Repression of IKK activity in intact cells by endogenous NOS activity. Jurkat T cells were treated with 1 mM l-NMMA for 4 h followed by stimulation with 10 ng/ml TNFα for 10 min or mock manipulations. Selected dishes were treated with TNFα alone. (A) IKK activity was assessed in an in vitro kinase assay.

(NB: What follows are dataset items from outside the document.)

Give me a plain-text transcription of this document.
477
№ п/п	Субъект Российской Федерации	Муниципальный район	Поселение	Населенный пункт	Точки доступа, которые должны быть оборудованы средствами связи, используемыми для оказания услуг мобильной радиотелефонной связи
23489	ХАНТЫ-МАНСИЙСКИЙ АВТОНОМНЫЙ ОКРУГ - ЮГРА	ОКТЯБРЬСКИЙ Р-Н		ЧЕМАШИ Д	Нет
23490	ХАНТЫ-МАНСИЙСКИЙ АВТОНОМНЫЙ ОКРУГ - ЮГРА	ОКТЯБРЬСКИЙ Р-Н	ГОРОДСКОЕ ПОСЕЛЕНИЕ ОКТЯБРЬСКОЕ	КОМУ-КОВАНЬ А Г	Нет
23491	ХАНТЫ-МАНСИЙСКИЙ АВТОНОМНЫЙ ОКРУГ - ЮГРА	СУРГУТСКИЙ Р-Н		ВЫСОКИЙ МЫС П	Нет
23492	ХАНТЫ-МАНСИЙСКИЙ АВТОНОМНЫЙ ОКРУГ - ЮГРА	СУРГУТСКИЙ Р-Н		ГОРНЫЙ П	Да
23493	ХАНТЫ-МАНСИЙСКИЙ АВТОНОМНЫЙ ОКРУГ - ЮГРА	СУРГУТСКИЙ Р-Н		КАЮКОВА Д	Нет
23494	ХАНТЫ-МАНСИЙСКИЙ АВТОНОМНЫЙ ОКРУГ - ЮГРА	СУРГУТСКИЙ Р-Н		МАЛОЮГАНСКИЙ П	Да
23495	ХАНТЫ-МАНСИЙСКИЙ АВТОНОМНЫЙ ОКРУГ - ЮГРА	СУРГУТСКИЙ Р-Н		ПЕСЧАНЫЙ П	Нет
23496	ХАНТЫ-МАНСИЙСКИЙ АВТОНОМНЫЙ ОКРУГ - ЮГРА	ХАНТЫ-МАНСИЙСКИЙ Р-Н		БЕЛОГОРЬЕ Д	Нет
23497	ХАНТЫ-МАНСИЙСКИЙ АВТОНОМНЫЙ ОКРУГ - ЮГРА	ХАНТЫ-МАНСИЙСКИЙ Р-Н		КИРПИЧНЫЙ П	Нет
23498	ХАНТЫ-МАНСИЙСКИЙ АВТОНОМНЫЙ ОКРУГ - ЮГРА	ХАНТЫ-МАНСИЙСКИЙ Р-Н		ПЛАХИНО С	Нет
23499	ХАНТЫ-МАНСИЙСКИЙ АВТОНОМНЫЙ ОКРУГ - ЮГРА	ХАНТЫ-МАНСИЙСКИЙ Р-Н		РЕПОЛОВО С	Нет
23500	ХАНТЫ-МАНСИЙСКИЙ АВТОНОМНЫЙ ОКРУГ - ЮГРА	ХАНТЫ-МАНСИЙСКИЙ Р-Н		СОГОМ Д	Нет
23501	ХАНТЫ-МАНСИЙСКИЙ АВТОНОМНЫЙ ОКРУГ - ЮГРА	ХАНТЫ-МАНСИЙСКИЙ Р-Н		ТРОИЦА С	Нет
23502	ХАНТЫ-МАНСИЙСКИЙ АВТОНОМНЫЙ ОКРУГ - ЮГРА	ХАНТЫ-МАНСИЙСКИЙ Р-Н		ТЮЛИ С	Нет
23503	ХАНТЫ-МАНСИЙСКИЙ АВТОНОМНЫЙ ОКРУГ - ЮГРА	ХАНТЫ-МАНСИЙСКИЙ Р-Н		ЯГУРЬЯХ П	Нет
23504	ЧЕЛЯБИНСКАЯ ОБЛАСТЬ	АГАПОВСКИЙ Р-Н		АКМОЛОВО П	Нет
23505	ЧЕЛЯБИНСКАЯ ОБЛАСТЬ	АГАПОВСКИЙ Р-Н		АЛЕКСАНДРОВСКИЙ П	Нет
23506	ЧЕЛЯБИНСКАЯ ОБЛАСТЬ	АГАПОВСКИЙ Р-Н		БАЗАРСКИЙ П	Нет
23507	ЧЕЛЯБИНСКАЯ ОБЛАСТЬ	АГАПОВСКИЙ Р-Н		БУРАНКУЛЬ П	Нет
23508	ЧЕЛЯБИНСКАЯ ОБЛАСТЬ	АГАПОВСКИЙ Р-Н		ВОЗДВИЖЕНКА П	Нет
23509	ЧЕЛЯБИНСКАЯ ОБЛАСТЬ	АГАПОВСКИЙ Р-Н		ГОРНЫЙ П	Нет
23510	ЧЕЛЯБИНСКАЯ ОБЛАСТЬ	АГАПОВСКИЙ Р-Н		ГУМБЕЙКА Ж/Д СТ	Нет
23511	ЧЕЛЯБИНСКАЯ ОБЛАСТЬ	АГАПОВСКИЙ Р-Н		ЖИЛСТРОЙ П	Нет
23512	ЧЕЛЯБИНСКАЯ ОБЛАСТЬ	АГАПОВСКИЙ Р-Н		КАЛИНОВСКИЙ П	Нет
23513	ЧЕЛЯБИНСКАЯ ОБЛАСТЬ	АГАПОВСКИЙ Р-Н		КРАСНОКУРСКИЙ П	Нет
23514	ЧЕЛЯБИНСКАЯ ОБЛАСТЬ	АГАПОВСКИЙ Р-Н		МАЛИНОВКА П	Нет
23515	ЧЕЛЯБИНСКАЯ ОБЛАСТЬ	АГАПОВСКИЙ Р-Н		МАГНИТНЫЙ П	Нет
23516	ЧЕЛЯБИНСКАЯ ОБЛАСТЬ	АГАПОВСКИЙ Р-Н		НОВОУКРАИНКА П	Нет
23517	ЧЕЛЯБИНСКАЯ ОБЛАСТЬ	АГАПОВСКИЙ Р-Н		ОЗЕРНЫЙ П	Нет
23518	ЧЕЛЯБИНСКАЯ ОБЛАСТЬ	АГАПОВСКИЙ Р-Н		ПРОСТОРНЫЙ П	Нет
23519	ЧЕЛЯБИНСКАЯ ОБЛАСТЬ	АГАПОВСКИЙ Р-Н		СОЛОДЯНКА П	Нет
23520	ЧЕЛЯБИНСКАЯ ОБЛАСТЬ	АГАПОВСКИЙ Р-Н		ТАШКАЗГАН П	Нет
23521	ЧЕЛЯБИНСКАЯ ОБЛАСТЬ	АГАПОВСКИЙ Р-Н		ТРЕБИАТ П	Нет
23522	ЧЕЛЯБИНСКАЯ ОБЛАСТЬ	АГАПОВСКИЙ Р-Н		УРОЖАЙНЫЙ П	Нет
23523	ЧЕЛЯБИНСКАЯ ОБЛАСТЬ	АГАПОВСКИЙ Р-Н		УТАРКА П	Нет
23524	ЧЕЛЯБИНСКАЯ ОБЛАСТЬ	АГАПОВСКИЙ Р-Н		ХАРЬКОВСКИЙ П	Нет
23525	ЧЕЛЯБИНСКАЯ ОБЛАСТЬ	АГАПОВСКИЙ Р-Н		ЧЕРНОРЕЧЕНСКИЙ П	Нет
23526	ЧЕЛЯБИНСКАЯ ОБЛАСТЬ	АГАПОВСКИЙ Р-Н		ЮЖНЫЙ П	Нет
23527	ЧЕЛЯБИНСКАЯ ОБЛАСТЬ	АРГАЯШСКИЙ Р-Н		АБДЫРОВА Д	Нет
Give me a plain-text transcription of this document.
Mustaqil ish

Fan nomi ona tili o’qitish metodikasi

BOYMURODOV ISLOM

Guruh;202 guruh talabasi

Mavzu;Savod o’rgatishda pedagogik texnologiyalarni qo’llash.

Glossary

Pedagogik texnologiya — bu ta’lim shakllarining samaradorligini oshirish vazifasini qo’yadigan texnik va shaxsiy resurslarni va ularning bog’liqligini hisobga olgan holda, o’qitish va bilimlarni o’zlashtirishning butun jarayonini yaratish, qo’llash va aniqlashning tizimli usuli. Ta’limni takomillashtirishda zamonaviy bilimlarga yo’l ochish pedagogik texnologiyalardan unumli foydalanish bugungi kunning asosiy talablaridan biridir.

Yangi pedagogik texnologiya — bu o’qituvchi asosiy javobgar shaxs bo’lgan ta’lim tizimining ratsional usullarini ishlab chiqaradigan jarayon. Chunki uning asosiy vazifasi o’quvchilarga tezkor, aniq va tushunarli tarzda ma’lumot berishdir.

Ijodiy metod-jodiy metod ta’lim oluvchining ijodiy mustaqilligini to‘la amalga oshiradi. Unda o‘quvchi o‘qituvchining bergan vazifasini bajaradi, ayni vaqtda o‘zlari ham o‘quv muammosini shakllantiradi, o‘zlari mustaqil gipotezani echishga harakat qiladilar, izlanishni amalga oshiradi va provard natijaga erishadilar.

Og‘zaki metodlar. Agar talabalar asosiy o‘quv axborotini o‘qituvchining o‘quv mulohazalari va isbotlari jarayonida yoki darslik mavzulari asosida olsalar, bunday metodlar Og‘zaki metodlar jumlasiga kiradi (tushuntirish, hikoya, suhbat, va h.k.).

IB, anti-IKKβ immunoblot. (B) Lysates were subjected to biotin derivatization, and biotinylated IKKβ was detected after immunoprecipitation of IKKβ and Western blotting by using streptavidin–horseradish peroxidase. In control samples, reduction by ascorbate (–vit C) or labeling with N-(3-malemidylpropionyl)biocytin (–biotin) was omitted. IB, anti-IKKβ immunoblot.